Setelah keyakinan, ikhtiar dan tawakal dioptimakan, maka ekonomi dan bisnis syariah bukanlah sistem ekonomi yang bergerak pada bisnis maya, ia sistem bisnis nyata yang didasarkan pada fakta dan hitungan nyata. Maksudnya bahwa karakter dari ekonomi dan bisnis syariah yang didasarkan pada praktik bisnis nyata sehingga ketika usaha mengalamai penurunan maka pengusaha tidak terbebani dengan riba atau bunga yang haram. Sehingga usaha dan bisnisnya akan terus berjalan, berbeda dengan sistem ekonomi kapitalis dan liberalis yang bergantung kepada bunga atau riba, yang ketika krisis terjadi maka pengusaha akan tercekik dengan riba hingga perlahan namun pasti mereka hancur binasa.
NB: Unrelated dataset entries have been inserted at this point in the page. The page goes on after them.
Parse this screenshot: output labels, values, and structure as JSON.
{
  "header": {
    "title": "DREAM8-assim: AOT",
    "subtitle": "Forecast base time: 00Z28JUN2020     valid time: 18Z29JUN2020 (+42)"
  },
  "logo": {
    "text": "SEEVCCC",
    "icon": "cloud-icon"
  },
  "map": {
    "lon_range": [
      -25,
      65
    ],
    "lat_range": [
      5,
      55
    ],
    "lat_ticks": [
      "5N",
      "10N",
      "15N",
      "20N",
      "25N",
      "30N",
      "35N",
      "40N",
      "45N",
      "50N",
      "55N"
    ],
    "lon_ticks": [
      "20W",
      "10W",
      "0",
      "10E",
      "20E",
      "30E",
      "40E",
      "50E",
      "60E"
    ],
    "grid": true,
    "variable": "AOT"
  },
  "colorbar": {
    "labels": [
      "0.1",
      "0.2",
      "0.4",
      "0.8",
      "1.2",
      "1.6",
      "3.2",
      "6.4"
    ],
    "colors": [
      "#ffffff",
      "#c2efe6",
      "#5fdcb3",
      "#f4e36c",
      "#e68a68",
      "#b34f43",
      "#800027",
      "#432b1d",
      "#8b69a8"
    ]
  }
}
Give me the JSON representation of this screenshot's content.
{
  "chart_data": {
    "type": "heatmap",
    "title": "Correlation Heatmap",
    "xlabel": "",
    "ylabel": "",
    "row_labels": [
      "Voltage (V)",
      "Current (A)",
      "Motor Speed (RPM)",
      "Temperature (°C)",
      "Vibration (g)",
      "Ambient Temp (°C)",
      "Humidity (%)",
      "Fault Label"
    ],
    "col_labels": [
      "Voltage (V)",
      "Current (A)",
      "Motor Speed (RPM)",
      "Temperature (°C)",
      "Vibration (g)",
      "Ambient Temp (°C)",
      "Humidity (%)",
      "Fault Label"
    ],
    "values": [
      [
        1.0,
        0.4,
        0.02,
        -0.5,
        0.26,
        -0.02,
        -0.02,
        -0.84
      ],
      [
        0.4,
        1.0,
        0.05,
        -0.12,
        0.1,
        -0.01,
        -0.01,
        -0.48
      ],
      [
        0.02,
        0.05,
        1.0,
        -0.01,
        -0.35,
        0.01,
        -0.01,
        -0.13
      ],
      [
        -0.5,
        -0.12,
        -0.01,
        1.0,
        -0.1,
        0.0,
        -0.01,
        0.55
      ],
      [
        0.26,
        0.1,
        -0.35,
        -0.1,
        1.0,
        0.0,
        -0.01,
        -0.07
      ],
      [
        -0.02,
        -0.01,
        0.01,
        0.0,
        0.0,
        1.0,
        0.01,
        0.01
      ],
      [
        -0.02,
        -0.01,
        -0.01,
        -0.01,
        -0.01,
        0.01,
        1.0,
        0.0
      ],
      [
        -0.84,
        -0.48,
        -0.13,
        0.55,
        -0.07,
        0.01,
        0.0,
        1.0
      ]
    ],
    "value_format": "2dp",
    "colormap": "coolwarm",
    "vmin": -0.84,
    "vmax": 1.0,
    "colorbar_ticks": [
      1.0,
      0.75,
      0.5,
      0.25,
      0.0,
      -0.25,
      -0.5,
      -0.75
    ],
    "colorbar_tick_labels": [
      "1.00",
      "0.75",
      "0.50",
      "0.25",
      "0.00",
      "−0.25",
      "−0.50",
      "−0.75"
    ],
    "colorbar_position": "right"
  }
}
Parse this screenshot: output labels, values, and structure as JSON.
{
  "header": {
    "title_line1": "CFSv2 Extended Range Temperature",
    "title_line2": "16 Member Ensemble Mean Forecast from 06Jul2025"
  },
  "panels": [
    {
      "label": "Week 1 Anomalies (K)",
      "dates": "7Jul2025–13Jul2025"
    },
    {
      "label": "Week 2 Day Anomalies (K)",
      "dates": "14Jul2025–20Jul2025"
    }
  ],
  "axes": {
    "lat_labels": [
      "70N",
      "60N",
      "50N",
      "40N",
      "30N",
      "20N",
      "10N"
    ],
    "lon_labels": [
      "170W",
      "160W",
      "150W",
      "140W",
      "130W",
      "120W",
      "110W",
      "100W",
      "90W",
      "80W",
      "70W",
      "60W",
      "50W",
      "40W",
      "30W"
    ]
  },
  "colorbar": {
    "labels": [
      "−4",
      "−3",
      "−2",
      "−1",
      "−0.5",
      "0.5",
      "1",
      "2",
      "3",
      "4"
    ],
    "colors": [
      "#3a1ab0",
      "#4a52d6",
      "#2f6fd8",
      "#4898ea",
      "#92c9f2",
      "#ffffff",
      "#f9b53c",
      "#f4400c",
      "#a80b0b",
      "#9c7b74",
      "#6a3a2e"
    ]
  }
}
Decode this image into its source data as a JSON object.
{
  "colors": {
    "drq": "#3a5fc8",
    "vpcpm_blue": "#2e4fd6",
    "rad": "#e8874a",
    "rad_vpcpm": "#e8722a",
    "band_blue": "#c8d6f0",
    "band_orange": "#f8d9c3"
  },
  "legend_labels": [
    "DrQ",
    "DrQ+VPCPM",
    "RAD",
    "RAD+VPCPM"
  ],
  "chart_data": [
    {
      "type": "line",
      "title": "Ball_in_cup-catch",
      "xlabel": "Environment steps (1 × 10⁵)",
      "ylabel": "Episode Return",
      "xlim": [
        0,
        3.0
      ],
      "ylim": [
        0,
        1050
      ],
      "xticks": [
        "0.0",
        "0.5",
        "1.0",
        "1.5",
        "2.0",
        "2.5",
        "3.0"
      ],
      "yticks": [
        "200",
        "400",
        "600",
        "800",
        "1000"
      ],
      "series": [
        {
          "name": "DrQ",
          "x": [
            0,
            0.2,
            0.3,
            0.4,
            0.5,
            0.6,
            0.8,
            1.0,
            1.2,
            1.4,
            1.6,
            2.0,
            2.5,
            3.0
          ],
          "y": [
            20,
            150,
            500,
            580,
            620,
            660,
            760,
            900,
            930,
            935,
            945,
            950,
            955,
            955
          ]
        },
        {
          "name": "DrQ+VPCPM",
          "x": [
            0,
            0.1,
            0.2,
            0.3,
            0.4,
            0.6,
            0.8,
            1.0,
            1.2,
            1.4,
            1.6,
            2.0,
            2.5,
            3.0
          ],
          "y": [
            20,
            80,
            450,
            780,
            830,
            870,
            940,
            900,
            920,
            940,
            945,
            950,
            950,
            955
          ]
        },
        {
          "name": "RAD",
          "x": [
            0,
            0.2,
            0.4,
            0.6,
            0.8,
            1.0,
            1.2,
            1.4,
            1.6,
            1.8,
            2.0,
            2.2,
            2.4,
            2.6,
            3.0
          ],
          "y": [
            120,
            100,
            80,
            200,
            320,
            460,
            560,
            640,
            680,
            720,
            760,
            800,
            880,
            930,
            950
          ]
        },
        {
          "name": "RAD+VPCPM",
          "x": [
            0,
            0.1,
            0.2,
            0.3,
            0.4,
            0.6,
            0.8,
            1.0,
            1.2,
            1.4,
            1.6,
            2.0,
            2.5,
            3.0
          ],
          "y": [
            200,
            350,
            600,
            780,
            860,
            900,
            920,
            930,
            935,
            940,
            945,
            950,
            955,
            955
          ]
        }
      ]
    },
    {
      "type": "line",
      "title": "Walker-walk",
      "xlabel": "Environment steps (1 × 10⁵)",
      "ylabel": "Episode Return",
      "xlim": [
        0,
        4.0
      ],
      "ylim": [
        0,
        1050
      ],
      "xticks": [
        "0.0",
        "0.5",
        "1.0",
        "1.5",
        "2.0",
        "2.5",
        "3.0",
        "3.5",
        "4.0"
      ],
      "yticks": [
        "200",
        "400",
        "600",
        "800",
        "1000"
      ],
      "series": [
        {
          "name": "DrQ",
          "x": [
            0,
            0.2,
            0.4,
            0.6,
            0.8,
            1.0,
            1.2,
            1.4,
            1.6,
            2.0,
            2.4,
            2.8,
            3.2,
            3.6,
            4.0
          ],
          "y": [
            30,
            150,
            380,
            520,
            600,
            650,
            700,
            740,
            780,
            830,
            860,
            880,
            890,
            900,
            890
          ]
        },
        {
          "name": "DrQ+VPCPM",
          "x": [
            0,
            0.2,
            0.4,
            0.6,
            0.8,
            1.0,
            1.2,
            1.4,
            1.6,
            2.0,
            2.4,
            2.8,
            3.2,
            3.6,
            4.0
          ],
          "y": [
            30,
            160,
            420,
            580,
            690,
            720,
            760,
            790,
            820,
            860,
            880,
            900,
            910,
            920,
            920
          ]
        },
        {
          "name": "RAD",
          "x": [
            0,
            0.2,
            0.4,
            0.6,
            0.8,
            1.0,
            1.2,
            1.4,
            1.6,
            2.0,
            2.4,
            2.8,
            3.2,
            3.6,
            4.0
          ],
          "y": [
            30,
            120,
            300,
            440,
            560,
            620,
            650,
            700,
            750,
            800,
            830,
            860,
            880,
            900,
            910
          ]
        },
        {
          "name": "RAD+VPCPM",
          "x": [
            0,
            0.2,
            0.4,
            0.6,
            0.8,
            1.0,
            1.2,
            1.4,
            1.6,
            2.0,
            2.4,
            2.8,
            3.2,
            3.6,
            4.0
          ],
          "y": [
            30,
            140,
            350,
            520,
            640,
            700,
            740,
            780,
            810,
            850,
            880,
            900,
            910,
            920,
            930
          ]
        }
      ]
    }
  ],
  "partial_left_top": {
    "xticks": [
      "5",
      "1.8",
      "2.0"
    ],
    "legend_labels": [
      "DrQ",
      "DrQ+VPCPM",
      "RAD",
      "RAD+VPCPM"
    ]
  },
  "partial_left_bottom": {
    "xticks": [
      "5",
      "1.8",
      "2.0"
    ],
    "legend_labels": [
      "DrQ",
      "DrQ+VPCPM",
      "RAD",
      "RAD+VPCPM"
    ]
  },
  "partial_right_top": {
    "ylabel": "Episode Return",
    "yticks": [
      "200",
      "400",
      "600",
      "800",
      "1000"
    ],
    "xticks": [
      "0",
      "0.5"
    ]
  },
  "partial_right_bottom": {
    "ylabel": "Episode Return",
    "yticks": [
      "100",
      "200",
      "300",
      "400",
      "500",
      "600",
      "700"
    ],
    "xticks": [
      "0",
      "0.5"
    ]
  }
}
Tentu saja profesionalisme dalam mengelola ekonomi dan bisnis yang berbasis syariah harus pula ditopang oleh kemampuan dan prediksi kuat dan insting bisnis. Sehingga bisnis akan terus berjalan, sesuai dengan apa yang kita harapkan. Bagi investor menahan diri dalam investasi menjadi pilihan bijak saat ini, demikian pula memilih bidang-bidang bisnis yang tetap kuat ditimpa wabah ini juga memerlukan adanya analisis bisnis yang kuat. Bagi praktisi keuangan tentu saja strategi untuk memberikan layanan yang lebih kepada customer menjadi keniscayaan, dengan memangkas pengeluaran yang bukan prioritas.
Pada akhirnya pandemi Covid-19 memberikan banyak hikmah kepada kita, salah satunya akan membuktikan bagaimana ekonomi dan bisnis yang betul-betul murni syariah akan dapat menghadapi dan melewatinya dengan izin dari Rabbul Aalamiin, Allah Ta’ala. Sebagai manusia, kita diperintahkan untuk menguatkan keyakinan, berikhtiar optimal dan setelah itu tawakal kepada Sang Pemilik Alam. Wallahu a’lam.
ambp 23092020.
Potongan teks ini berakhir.